Menurut perempuan yang kini sudah mengakhiri tugasnya sebagai wali kota itu, kerja sama antara Surabaya dan Kitakyushu dimulai pada 1997 dengan fokus pada pengelolaan sampah.

Namun, pada masa-masa awal, wali kota mengakui kerja sama kurang berkembang pesat, lalu pada 2005, kedua kota sepakat lebih mengintensifkan program lingkungan, seperti metode Takakura dan pembangunan rumah kompos.

"Hasilnya, volume sampah yang masuk ke tempat pembuangan akhir (TPA) berkurang 10 hingga 20 persen," katanya.

Kerja sama yang telah terjalin, lanjut dia, kini mulai dikembangkan lebih komprehensif dengan adanya penandatanganan MoU antara Pemerintah Kota Surabaya dan Kitakyushu untuk menyepakati sembilan program pengelolaan lingkungan.

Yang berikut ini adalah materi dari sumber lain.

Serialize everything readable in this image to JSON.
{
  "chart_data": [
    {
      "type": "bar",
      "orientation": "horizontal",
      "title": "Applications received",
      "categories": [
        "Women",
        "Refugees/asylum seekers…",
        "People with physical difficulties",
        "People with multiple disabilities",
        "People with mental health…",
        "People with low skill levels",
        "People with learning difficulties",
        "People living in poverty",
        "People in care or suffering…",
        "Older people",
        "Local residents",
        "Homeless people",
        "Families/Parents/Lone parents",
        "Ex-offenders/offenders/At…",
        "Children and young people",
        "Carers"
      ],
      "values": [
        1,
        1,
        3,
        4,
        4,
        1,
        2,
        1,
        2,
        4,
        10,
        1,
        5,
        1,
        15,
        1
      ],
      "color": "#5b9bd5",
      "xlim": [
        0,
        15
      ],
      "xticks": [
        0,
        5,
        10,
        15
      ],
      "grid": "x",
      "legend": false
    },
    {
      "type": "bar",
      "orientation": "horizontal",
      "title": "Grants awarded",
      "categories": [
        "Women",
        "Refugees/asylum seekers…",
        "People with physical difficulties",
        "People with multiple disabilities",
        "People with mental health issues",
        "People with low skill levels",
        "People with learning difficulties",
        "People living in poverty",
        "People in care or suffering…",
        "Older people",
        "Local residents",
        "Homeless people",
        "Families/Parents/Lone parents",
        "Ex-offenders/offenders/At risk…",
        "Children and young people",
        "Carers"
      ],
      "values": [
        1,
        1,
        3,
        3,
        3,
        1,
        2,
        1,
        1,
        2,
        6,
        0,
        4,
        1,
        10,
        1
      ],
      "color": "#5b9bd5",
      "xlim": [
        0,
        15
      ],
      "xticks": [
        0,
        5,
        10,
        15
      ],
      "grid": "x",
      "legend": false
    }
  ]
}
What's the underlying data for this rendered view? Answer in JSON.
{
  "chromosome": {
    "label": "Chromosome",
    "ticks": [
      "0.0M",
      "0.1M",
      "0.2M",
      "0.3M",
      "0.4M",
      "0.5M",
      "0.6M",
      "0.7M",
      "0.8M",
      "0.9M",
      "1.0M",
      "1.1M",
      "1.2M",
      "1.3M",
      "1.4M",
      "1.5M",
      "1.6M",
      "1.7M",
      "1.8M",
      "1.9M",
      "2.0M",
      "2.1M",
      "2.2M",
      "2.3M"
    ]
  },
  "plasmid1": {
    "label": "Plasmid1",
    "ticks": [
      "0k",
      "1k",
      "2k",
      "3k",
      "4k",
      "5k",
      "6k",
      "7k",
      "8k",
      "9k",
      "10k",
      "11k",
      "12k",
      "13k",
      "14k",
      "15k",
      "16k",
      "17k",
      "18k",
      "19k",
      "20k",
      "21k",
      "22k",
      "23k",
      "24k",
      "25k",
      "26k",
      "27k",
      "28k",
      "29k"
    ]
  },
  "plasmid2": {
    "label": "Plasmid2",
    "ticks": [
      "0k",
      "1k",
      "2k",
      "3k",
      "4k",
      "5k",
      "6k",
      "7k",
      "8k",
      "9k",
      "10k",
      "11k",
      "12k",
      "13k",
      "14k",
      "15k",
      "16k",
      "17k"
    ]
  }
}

"Tahun lalu Surabaya dan Kitakyushu menyepakati pengembangan sembilan program, di antaranya pembuatan tempat pembuangan sementara (TPS) terpadu, instalasi pengolahan air limbah (IPAL) komunal, dan pengelolaan kawasan industri yang lebih ramah lingkungan," ujarnya.

Wali Kota Kitakyushu, Kenji Kitahashi mengatakan sampah adalah masalah dunia. Kitakyushu juga pernah mengalaminya. Melalui kerja sama kota kembar ini, Pemerintah Kota Kitakyushu membantu Surabaya dalam menanggulangi persoalan sampah.

Kenji Kitahashi pun berharap kerja sama ini bisa berjalan terus dan membawa manfaat bagi kedua kota. "Pengolahan limbah (sampah), penjernihan air, dan pembasmian demam berdarah menjadi konsen kerja sama ini," ujarnya.

Terkait masalah sampah, Kenji sempat kaget ketika melihat gunungan sampah di Surabaya. Hal ini diketahui Kenji saat mengunjungi Benowo, Surabaya barat, beberapa waktu yang lalu.

"Saya lihat gunungan sampah di Surabaya. Melalui kerja sama ini, saya yakin Surabaya bisa seperti Kitakyushu," katanya.

Seperti diketahui, sejak tiga tahun lalu, perusahaan pengolahan sampah di Kitakyushu, Nishihara, sudah melakukan pengolahan sampah di Surabaya. Dua mesin daur ulang sampah dari Nishihara ditempatkan di Sutorejo dan Wonorejo.